Cooking up a healthy lifestyle for Britain's jockeys at York
David Carr heads to the Knavesmire to get the lowdown on the drive to improve jockeys' nutrition and diet...
Don't drink your calories – that's not a slogan you ever expect to hear at York racecourse.
This is the home of the John Smith's Cup, the place where a couple of oceans of ale and Prosecco are thrown down 30,000 mouths on a summer Saturday.
And there's plenty more lubrication here in the winter, when countless turkey dinners are enjoyed in the boozy build-up to Christmas.
Turkey is on the agenda again today but it's alongside high protein yoghurt and low fat mozzarella balls in a planned revamp of the most important menu of all.
For the racecourse catering that really makes a difference is the provision for the jockeys, the stars of the show, the athletes.
Or is that the word? Apparently half the people in the industry do not see jockeys as athletes, including plenty of riders themselves.
That's one of the many surprising findings that Dan Martin, a performance nutritionist with the Professional Jockeys Association and Injured Jockeys Fund delivers in the Parade Ring restaurant.
He has spent 18 months at Liverpool John Moores University looking into the perceptions and practices of jockeys' nutrition and weight-management – and the BHA-funded research produced worrying results.
Jockeys need to manage their weight even more than boxers or mixed martial artists as they ride every day. Yet, in an era when you can watch a race on a mobile phone, the most common methods are still reminiscent of the 18th century – starvation and dehydration.
The consequent calcium loss has a horrifying effect and 85 per cent of jockeys tested were found to have negative bone health –teenagers can have the bones of a middle-aged, sedentary man.
"It seems insane that jockeys should race at 35mph, jumping hurdles and fences with weak bones," says Martin.
Tests at John Moores also found that sweating to lose just two per cent of body weight reduces a jockey's upper body strength by 14 per cent and harms reaction time and decision-making.
There is another way
"But you don't have to do it that way," stresses Martin, addressing an invited audience of racecourse officials and caterers – who have a key role to play.
Adopting a high protein, low-carbohydrate diet reduces weight safely, cutting body fat – of which the study found that jockeys may have 5lb or 6lb too much.
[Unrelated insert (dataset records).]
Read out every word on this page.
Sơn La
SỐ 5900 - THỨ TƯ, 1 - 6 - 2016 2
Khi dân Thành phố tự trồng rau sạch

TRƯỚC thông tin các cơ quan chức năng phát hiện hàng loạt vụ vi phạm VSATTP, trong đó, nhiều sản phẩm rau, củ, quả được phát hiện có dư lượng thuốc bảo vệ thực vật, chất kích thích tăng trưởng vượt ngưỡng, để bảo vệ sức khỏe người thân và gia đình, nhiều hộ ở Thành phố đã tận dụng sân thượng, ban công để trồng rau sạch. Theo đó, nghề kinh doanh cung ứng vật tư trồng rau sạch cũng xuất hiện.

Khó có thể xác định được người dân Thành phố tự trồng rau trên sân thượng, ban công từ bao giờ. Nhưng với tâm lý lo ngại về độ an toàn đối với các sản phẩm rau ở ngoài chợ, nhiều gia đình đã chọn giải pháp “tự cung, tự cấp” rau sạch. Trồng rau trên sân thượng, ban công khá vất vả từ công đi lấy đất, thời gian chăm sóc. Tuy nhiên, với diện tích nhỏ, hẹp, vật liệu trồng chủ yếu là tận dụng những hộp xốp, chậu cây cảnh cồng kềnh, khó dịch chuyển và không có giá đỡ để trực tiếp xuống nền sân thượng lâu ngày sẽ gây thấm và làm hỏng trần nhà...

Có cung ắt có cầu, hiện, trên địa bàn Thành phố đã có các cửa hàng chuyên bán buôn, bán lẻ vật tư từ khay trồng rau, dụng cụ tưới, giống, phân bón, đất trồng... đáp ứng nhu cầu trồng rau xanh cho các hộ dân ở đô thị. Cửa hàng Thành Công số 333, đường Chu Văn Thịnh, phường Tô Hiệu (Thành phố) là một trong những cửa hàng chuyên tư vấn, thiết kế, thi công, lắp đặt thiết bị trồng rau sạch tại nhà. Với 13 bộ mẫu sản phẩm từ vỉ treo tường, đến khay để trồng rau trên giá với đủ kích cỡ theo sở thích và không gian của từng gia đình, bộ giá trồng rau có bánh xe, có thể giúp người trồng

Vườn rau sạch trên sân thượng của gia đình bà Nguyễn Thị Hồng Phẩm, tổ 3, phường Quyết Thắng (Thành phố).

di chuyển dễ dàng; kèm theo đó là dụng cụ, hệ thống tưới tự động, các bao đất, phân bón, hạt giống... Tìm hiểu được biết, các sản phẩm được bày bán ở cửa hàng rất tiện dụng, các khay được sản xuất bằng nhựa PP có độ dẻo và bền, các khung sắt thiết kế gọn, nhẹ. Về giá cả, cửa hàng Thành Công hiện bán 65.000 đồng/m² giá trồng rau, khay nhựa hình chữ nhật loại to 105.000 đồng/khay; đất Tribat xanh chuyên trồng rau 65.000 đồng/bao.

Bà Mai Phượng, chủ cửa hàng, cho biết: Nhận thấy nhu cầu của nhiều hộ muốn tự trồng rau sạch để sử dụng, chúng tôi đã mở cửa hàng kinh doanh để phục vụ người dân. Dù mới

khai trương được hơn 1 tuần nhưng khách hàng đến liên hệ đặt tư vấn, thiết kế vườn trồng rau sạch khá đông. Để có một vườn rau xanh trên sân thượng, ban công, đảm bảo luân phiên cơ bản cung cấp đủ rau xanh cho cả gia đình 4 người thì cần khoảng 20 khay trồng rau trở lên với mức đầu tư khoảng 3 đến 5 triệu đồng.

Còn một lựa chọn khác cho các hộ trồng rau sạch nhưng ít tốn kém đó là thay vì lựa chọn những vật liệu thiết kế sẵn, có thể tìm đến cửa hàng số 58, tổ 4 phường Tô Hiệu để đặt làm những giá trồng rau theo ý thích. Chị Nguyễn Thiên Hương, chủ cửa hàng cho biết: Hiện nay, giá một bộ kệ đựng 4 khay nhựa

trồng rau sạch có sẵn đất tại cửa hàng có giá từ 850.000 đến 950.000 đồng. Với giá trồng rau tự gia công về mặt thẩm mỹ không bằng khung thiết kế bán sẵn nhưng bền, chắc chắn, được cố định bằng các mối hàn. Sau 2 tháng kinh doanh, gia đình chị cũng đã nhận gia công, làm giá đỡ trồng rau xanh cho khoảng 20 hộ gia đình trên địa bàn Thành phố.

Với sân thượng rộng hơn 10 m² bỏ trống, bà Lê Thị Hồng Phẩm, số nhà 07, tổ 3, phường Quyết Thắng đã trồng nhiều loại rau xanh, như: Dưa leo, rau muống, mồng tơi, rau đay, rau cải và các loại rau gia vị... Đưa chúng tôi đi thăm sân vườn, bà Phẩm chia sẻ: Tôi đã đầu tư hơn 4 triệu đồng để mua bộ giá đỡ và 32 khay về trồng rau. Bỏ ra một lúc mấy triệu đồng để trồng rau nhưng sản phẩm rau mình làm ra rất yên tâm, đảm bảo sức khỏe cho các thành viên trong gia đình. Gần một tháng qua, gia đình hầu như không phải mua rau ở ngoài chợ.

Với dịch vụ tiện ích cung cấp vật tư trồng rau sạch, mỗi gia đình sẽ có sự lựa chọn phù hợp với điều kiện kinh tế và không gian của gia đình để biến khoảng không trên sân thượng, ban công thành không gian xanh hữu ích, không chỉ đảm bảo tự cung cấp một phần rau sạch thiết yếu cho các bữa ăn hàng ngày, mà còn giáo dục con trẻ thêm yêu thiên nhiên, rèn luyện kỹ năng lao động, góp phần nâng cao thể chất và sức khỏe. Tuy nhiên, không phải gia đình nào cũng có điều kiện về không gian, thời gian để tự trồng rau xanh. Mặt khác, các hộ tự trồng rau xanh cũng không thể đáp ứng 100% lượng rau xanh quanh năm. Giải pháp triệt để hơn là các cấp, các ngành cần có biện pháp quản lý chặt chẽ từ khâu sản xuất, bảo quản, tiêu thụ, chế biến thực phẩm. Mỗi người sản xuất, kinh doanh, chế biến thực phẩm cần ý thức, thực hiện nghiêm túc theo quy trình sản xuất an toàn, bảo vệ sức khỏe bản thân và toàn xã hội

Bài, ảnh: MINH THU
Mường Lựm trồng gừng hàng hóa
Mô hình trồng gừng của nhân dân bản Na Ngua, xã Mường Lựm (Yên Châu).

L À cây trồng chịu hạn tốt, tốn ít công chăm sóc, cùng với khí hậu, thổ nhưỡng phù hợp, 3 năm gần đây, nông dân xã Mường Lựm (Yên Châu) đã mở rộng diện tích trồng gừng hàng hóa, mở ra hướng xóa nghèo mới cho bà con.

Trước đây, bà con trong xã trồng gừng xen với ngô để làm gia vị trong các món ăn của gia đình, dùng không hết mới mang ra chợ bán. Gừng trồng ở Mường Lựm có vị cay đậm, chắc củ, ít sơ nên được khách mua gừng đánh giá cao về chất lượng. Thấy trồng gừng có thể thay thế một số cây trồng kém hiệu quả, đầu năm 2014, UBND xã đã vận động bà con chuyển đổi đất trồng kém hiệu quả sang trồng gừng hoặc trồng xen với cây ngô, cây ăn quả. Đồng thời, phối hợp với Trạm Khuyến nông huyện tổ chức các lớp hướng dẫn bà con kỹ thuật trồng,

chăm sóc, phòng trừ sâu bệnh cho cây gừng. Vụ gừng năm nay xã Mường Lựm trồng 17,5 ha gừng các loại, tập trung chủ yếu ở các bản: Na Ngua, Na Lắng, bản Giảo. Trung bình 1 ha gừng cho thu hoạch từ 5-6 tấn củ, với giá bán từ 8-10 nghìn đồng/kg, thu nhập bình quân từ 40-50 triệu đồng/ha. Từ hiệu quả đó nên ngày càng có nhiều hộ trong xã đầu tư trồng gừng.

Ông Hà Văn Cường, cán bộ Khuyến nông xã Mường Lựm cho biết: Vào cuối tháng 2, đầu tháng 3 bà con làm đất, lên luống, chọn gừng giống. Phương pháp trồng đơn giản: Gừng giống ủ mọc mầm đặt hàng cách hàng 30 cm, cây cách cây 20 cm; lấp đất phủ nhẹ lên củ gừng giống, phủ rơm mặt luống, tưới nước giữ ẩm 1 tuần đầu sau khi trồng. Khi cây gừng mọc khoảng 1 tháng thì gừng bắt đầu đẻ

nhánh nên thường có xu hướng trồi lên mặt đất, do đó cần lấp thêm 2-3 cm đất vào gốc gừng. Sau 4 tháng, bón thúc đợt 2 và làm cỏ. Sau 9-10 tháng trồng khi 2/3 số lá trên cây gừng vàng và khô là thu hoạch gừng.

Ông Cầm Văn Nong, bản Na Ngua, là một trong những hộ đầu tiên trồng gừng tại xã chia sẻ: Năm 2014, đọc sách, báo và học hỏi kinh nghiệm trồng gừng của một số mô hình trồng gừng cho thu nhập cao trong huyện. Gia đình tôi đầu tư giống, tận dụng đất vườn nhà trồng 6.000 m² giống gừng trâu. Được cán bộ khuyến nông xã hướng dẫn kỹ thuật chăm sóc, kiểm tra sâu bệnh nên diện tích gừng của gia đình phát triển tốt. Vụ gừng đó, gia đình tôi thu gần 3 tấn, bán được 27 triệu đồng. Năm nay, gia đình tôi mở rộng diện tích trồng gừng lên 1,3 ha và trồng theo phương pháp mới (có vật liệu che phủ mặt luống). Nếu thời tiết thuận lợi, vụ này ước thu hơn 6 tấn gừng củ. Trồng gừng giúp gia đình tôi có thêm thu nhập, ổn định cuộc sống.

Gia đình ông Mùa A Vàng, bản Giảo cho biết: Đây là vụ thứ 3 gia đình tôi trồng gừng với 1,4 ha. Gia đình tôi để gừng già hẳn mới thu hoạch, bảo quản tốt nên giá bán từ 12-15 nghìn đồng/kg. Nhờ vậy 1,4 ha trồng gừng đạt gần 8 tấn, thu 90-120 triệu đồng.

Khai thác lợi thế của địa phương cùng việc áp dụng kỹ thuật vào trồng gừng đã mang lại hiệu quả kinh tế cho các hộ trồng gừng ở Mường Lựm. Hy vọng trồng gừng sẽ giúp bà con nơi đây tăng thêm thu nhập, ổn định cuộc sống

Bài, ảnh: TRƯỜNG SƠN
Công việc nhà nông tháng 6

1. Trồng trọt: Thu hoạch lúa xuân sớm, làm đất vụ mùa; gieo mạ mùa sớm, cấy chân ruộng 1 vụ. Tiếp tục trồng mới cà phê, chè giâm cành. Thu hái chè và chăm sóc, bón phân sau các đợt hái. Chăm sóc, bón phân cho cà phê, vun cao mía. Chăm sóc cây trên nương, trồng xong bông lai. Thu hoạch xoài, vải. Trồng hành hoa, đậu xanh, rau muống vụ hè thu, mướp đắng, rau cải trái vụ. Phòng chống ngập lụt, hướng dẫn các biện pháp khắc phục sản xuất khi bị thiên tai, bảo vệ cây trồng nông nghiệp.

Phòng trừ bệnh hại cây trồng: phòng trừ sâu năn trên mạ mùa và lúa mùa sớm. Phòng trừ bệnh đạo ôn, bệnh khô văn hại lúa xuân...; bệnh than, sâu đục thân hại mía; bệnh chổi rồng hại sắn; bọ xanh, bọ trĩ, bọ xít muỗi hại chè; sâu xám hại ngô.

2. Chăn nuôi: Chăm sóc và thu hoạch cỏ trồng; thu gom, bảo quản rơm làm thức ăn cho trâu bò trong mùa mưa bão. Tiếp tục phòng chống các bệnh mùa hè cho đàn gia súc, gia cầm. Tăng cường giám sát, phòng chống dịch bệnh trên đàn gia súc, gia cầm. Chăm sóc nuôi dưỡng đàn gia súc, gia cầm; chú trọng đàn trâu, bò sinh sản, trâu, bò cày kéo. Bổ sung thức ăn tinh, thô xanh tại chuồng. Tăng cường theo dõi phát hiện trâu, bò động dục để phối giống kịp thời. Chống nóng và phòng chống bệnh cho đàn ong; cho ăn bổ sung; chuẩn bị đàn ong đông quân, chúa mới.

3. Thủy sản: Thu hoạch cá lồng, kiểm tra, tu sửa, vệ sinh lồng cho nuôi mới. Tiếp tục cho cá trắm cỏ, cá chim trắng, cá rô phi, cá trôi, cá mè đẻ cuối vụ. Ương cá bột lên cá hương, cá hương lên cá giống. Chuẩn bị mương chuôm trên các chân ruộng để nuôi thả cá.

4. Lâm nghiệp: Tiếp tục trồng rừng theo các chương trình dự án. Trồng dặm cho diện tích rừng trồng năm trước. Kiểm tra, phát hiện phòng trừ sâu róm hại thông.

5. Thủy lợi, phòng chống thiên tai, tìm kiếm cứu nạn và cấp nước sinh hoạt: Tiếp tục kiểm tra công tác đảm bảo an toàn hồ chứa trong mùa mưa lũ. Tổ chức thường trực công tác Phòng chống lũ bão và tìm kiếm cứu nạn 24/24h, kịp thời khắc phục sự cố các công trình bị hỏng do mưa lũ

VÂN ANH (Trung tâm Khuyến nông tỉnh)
That's what Martin, PJA nutrition team leader Julia Scott-Douglas and others are working towards.
However the best of intentions are no use if the weighing-room canteen resembles a greasy spoon. And the riders involved in Martin's research did not hold back in their opinions of what they were sometimes offered on course – "you wouldn't feed some of that s*** to your dog," was one response.
Which is why Martin is here. This is part of an ongoing consultation process with courses, introducing them to the sort of catering that should be expected, high on protein like turkey, salmon or beef, with carbohydrates from sweet potato wedges or rice cakes.
Coffee, tea and sugar-free pop are among the alternative to drinking those calories, with gum a much healthier source of a caffeine kick than cans of Red Bull.
Presentation is also key, as anyone who remembers the gruesome-looking photographs of unappealing offerings that Cathy Gannon shared on social media the other year.
The idea is not to ban unhealthy food outright but, rather to offer a number of more desirable options and to put them on the left – that helps sell them, as research apparently shows that's the first place people look.
Advisory guidelines
Whatever the location, the samples certainly go down well when they are served to the guests, among whom PJA executive director Dale Gibson, who rode on the Flat for 24 years himself, particularly welcomes the initiative.
"We are trying to do away with bad practices," he says. "Bad food costs just as much as good food. The four or five racecourses lurking at the bottom of the list need to take the guidelines on board."
Those guidelines will be advisory when they are introduced in April, with a view to becoming a mandatory BHA general instruction 12 months later.
"I think in 2020 jockeys will look back on this and it will seem like when they banned smoking in the weighing room and introduced safety vests," says Martin.
"They will say, 'I can't believe they used to serve us fried food and chips'. That's my view anyway."